AI in networking use cases and examples
As AI reshapes how networks are built and managed, it's opening numerous real-world applications and use cases. By exploring the following examples, networking professionals can gain a strategic perspective on the industry's direction.
- VNAs. Numerous tools integrated with OpenAI APIs make it possible to work with assistants that can troubleshoot network issues and provide suggestions. For example, ChatGPT helps network teams analyze logs, provide troubleshooting steps and even write code to automate tasks.
- Network performance optimization. AI streamlines routing decisions by automating tasks such as load balancing, bandwidth allocation and quality of service management.
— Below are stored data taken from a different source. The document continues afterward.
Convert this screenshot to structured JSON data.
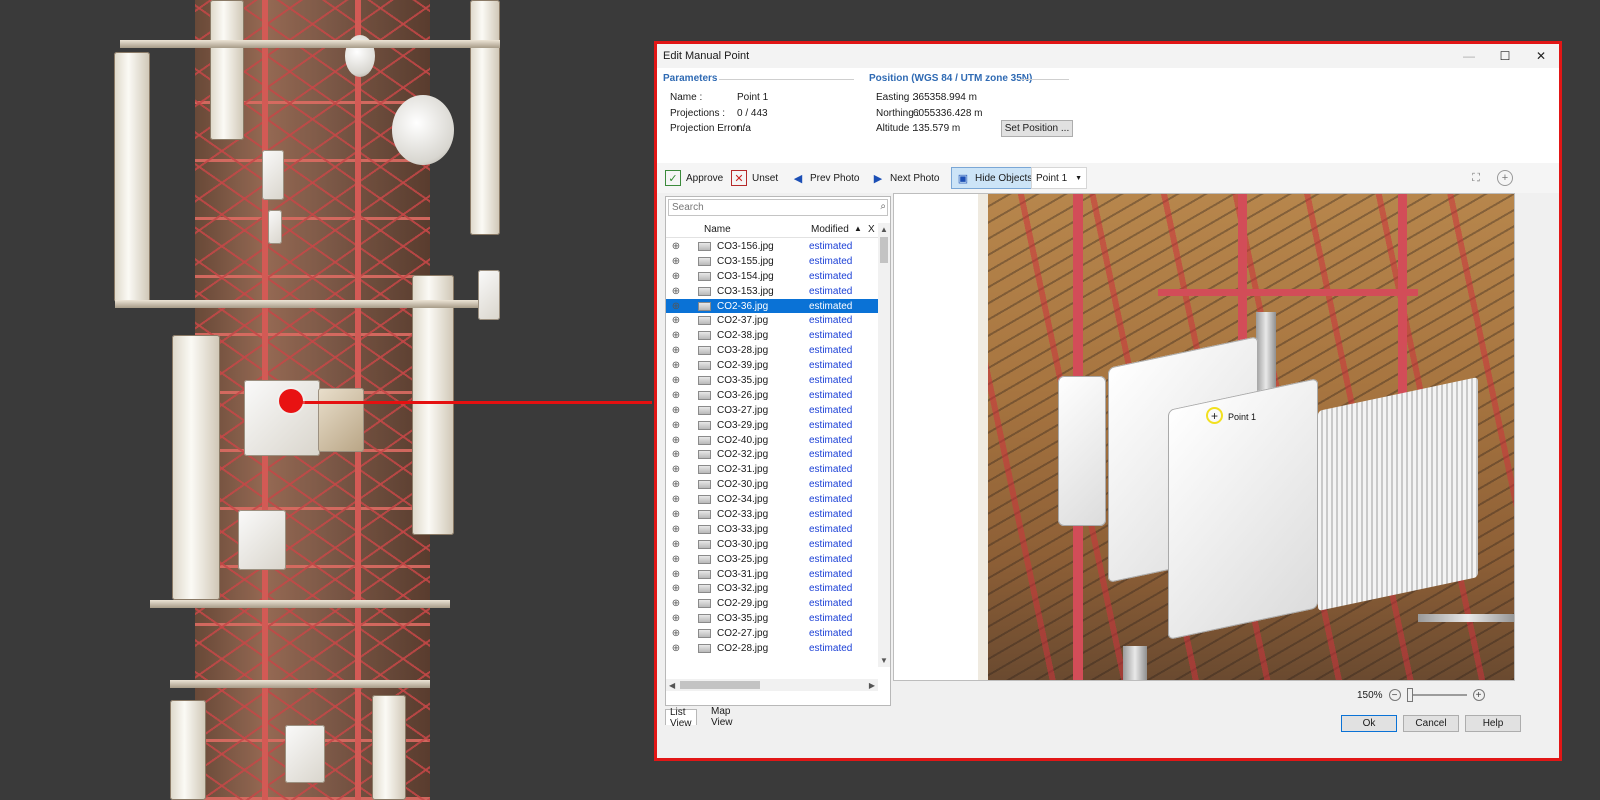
{
  "dialog": {
    "title": "Edit Manual Point",
    "window_controls": {
      "minimize": "—",
      "maximize": "☐",
      "close": "✕"
    }
  },
  "parameters": {
    "heading": "Parameters",
    "name_label": "Name :",
    "name_value": "Point 1",
    "projections_label": "Projections :",
    "projections_value": "0 / 443",
    "projection_error_label": "Projection Error :",
    "projection_error_value": "n/a"
  },
  "position": {
    "heading": "Position (WGS 84 / UTM zone 35N)",
    "easting_label": "Easting :",
    "easting_value": "365358.994 m",
    "northing_label": "Northing :",
    "northing_value": "6055336.428 m",
    "altitude_label": "Altitude :",
    "altitude_value": "135.579 m",
    "set_position_button": "Set Position ..."
  },
  "toolbar": {
    "approve": "Approve",
    "unset": "Unset",
    "prev_photo": "Prev Photo",
    "next_photo": "Next Photo",
    "hide_objects": "Hide Objects",
    "point_select": "Point 1"
  },
  "list": {
    "search_placeholder": "Search",
    "col_name": "Name",
    "col_modified": "Modified",
    "col_extra": "X",
    "rows": [
      {
        "name": "CO3-156.jpg",
        "status": "estimated"
      },
      {
        "name": "CO3-155.jpg",
        "status": "estimated"
      },
      {
        "name": "CO3-154.jpg",
        "status": "estimated"
      },
      {
        "name": "CO3-153.jpg",
        "status": "estimated"
      },
      {
        "name": "CO2-36.jpg",
        "status": "estimated"
      },
      {
        "name": "CO2-37.jpg",
        "status": "estimated"
      },
      {
        "name": "CO2-38.jpg",
        "status": "estimated"
      },
      {
        "name": "CO3-28.jpg",
        "status": "estimated"
      },
      {
        "name": "CO2-39.jpg",
        "status": "estimated"
      },
      {
        "name": "CO3-35.jpg",
        "status": "estimated"
      },
      {
        "name": "CO3-26.jpg",
        "status": "estimated"
      },
      {
        "name": "CO3-27.jpg",
        "status": "estimated"
      },
      {
        "name": "CO3-29.jpg",
        "status": "estimated"
      },
      {
        "name": "CO2-40.jpg",
        "status": "estimated"
      },
      {
        "name": "CO2-32.jpg",
        "status": "estimated"
      },
      {
        "name": "CO2-31.jpg",
        "status": "estimated"
      },
      {
        "name": "CO2-30.jpg",
        "status": "estimated"
      },
      {
        "name": "CO2-34.jpg",
        "status": "estimated"
      },
      {
        "name": "CO2-33.jpg",
        "status": "estimated"
      },
      {
        "name": "CO3-33.jpg",
        "status": "estimated"
      },
      {
        "name": "CO3-30.jpg",
        "status": "estimated"
      },
      {
        "name": "CO3-25.jpg",
        "status": "estimated"
      },
      {
        "name": "CO3-31.jpg",
        "status": "estimated"
      },
      {
        "name": "CO3-32.jpg",
        "status": "estimated"
      },
      {
        "name": "CO2-29.jpg",
        "status": "estimated"
      },
      {
        "name": "CO3-35.jpg",
        "status": "estimated"
      },
      {
        "name": "CO2-27.jpg",
        "status": "estimated"
      },
      {
        "name": "CO2-28.jpg",
        "status": "estimated"
      }
    ],
    "selected_index": 4,
    "tab_list": "List View",
    "tab_map": "Map View"
  },
  "viewer": {
    "point_label": "Point 1",
    "zoom_level": "150%"
  },
  "footer": {
    "ok": "Ok",
    "cancel": "Cancel",
    "help": "Help"
  },
  "colors": {
    "highlight_red": "#e11616",
    "selection_blue": "#0a72d6",
    "heading_blue": "#2f6ab3",
    "status_blue": "#1a3fd6",
    "target_yellow": "#f2e020"
  }
}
Instead of relying on manual configurations, AI analyzes both historical patterns and real-time network data to make informed, adaptive decisions.
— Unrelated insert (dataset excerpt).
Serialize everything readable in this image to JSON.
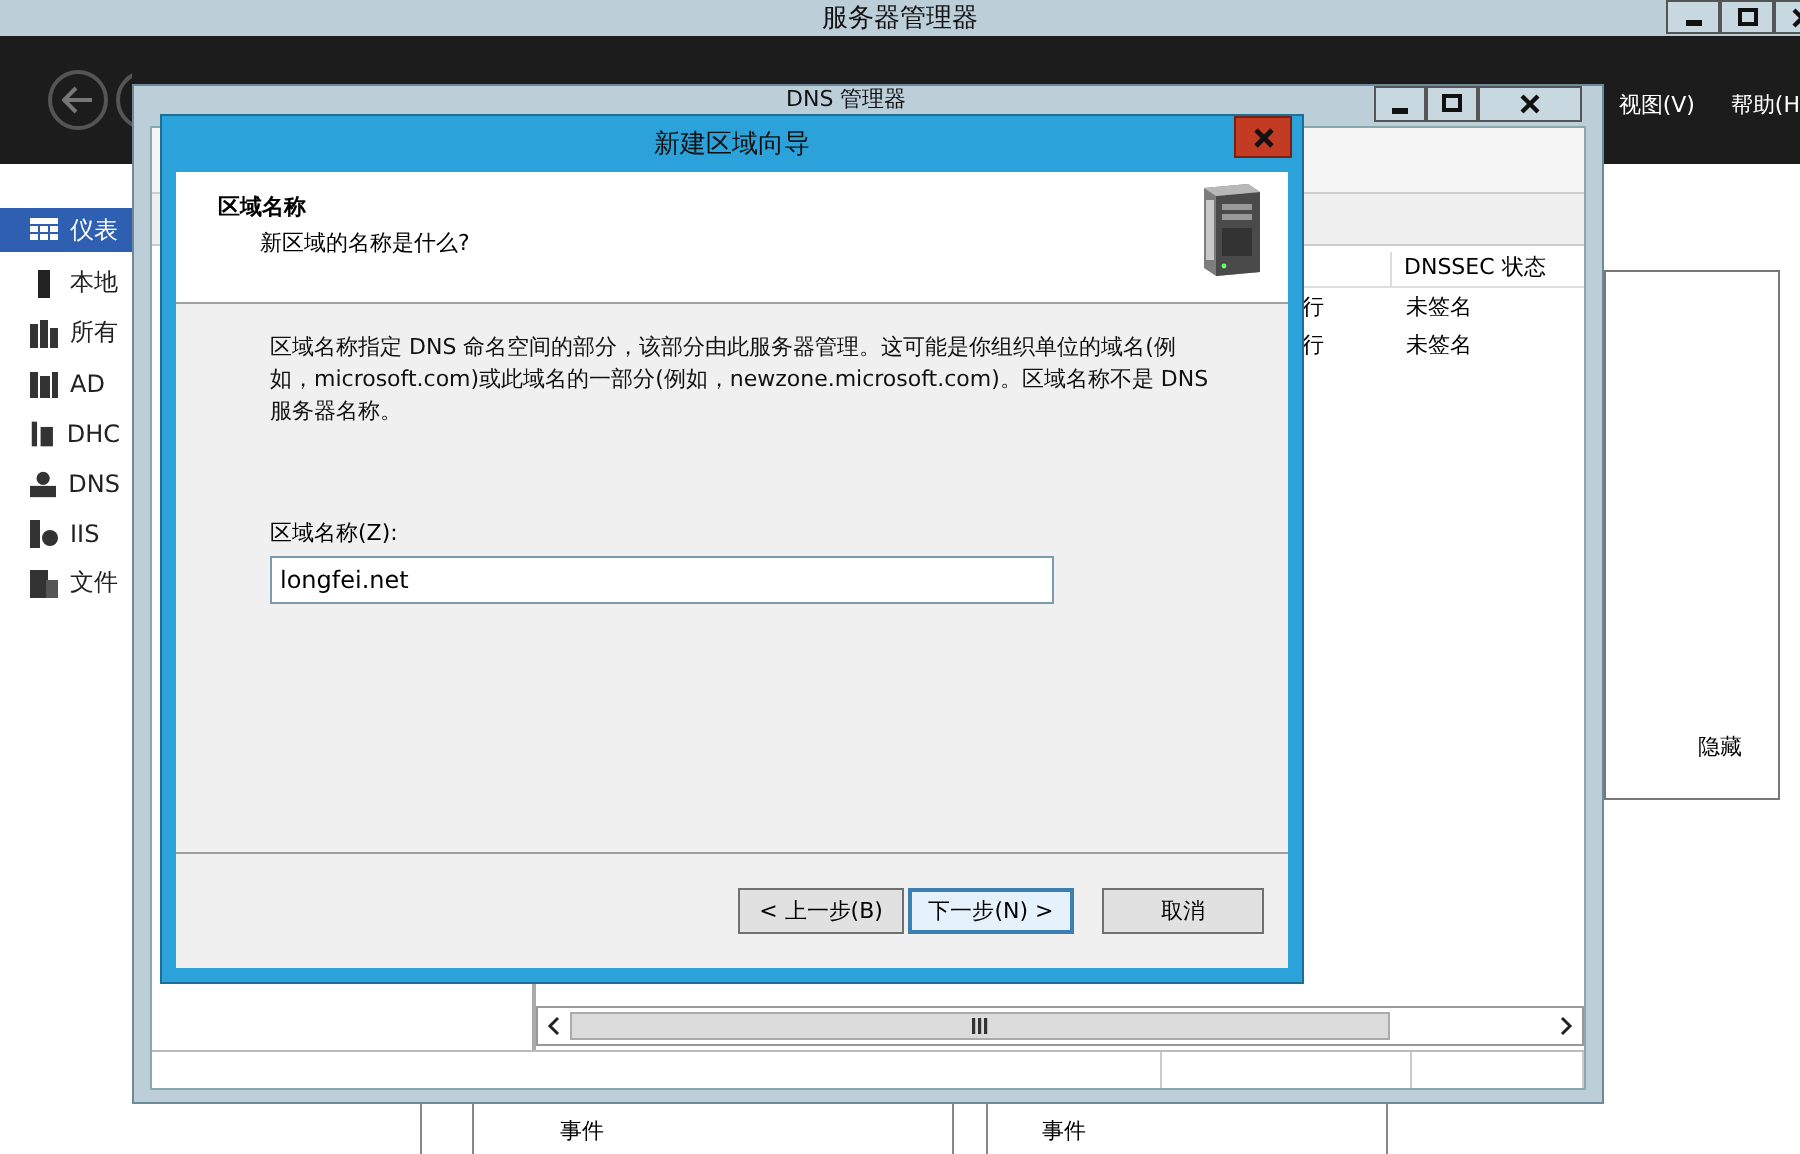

- Network planning and design. Network engineers can use AI to simulate various configurations and assess network performance across different scenarios. Platforms such as Mesh AI enable predictive analysis by modeling potential network setups and forecasting their behavior in different conditions.
- Log analysis. Modern networks generate millions of logs, making manual analysis impractical for network teams. AI can sift through this data, uncover patterns from historical logs and highlight opportunities for predictive maintenance, presenting the insights through clear visualizations.
- Packet analysis. Wireshark is still the go-to tool for capturing and analyzing network traffic. However, the sheer volume of data in a typical capture can make analysis overwhelming. Thanks to AI advancements, tools such as Selector Software's Packet Copilot let users interact with packet data conversationally, making the analysis process more intuitive and efficient.
- Real-time threat detection. AI can examine traffic patterns and user activity to detect unusual behavior and potential threats.
AI networking tools for businesses
The days when network teams relied solely on memorizing complex CLI commands and countless networking protocols are practically over. AI is reshaping how networks are built and managed, opening new opportunities. Examples of tools that use AI to help empower network teams include the following:
- Cisco ThousandEyes. This network monitoring tool uses AI to detect global internet disruptions and helps businesses pinpoint whether issues stem from internal systems or external providers.
- Selector Packet Copilot. Using a conversational interface powered by natural language processing to simplify packet analysis, this tool enables users to chat with an uploaded PCAP file directly through a graphical interface.
- Cisco AI Defense. This AI-driven cybersecurity tool supports network teams by identifying and mitigating attacks, regardless of their origin.
- Nokia Deepfield. This network intelligence and analytics platform provides real-time visibility into IP network traffic, security threats and performance.
AI in networking is significantly affecting industries. Businesses must actively understand and align AI with their short- and long-term objectives to achieve meaningful results, rather than passively observing its evolution.